Saturday, April 27, 2013

Istanbul's famous Topkapi palace


After a two-kilometre walk through the teeming streets of Istanbul, we finally arrived at Seraglio Point, home of the Topkapi Palace. Being a big fan of Jason Goodwin's books about the detective Yashim, the eunuch, I was very excited to be here where all the action in the books takes place. There are large grounds surrounding the palace with beautiful tulip gardens of every colour.

The palace was built in the fifteenth century as a series of pavilions that served as the seat of the government at one time. It was the Sultan's residence until 1853. We joined the crowds touring the Treasury, where there were many jewel encrusted daggers and swords. The third biggest diamond in the world, the Spoonmaker's diamond was on display. It was said to have been discovered in a rubbish heap in Istanbul in the seventeenth century and bought from a scrap merchant for three spoons. Alongside it was a necklace with a  giant emerald. In a cabinet near the throne in the fourth hall is a case containing bones said to be those of John the Baptist.

To recover from the crush in the Treasury we had a much needed coffee overlooking the busy Bosphorus.

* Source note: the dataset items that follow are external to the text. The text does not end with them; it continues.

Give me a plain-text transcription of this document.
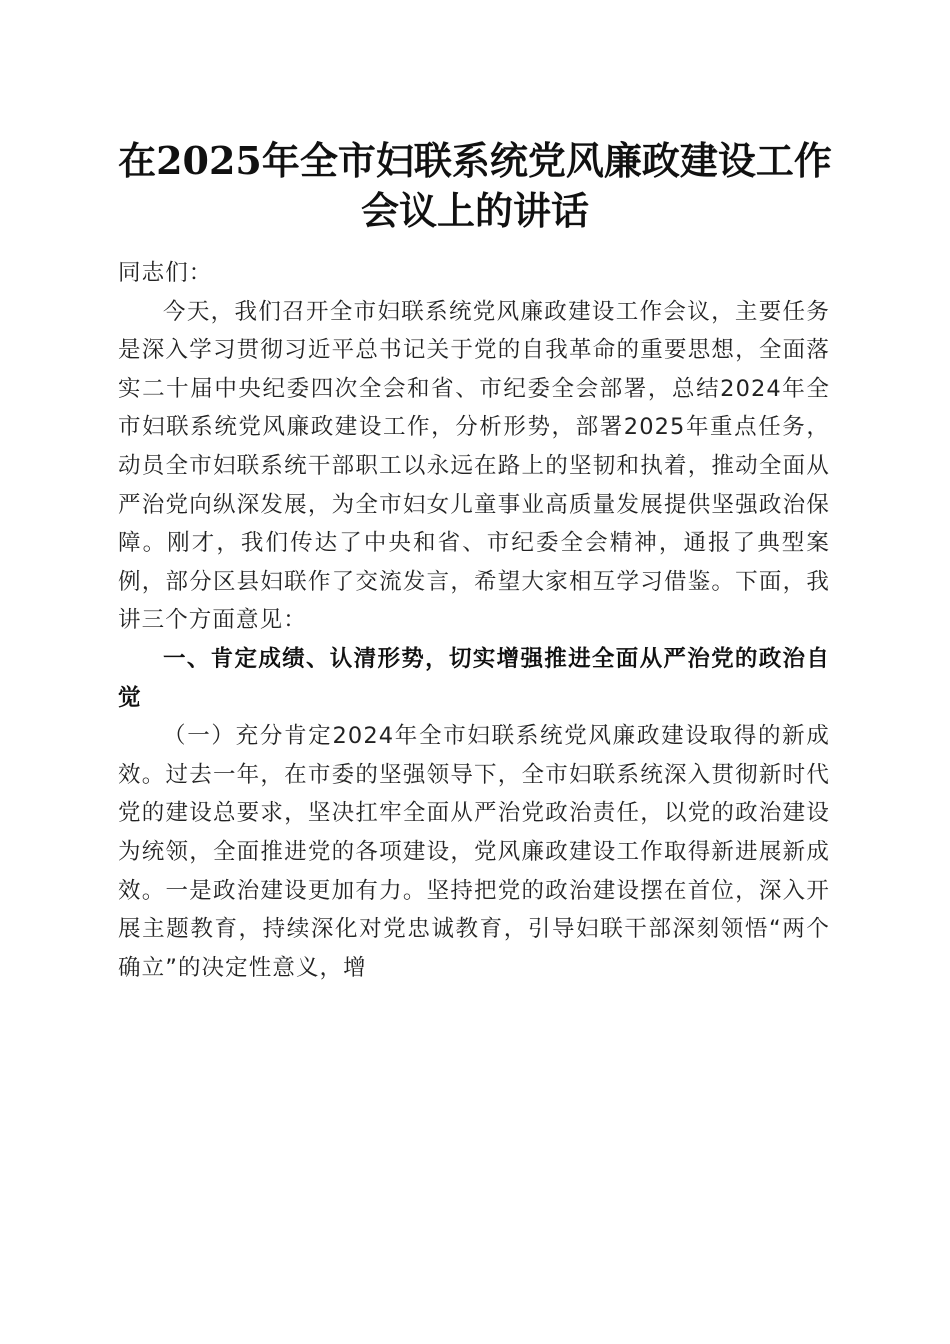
在2025年全市妇联系统党风廉政建设工作会议上的讲话

同志们：

今天，我们召开全市妇联系统党风廉政建设工作会议，主要任务是深入学习贯彻习近平总书记关于党的自我革命的重要思想，全面落实二十届中央纪委四次全会和省、市纪委全会部署，总结2024年全市妇联系统党风廉政建设工作，分析形势，部署2025年重点任务，动员全市妇联系统干部职工以永远在路上的坚韧和执着，推动全面从严治党向纵深发展，为全市妇女儿童事业高质量发展提供坚强政治保障。刚才，我们传达了中央和省、市纪委全会精神，通报了典型案例，部分区县妇联作了交流发言，希望大家相互学习借鉴。下面，我讲三个方面意见：

一、肯定成绩、认清形势，切实增强推进全面从严治党的政治自觉

（一）充分肯定2024年全市妇联系统党风廉政建设取得的新成效。过去一年，在市委的坚强领导下，全市妇联系统深入贯彻新时代党的建设总要求，坚决扛牢全面从严治党政治责任，以党的政治建设为统领，全面推进党的各项建设，党风廉政建设工作取得新进展新成效。一是政治建设更加有力。坚持把党的政治建设摆在首位，深入开展主题教育，持续深化对党忠诚教育，引导妇联干部深刻领悟“两个确立”的决定性意义，增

Next we visited the display of arms with many ornately embellished swords as well as the crude iron swords used by the European crusaders. The Ottoman chain mail must have been very heavy to wear.

We moved on to the huge collection of European clocks either given as gifts to the sultans or bought by them. Some of the clocks were quite simple while one contained a German organ that played tunes on the hour. The only male European eyewitness accounts of life in the Harem were written by mechanics who serviced the clocks.

The Circumcision Pavilion was where the 10-year-old boys were taken to be circumcised. Nearby were the Baghdad Pavilion and the Ifariye Pavilion, both built to commemorate battles but later turned into libraries. The Baghdad pavilion has exquisite blue and white tile work.

Now we visited the setting where much of Jason Goodwin's stories take place, the harem. The Imperial Harem occupied one of the sections of the private apartments of the sultan; it contained more than 400 rooms. The harem was home to the sultan's mother, the Valide Sultan, the concubines and wives of the sultan, and the rest of his family, including children, and their servants. The harem consists of a series of buildings and structures, connected through hallways and courtyards. Every group residing in the harem had its own living space clustered around a courtyard. The number of rooms is not determined, with probably over 100, of which only a few are open to the public. These apartments were occupied respectively by the harem eunuchs on the outside of the harem, the Chief Harem Eunuch, the concubines, the queen mother, the sultan's consorts, the princes and the favourites. The harem wing was only added at the end of the 16th century. The structures expanded over time towards the Golden Horn side and evolved into a huge complex. It was very interesting visiting the harem as well as the Sultan's private rooms and seeing the huge, what we would call a bed, where he received his visitors.

It was time for a well deserved salad for lunch, which we enjoyed sitting outside near the palace but in a tranquil park setting.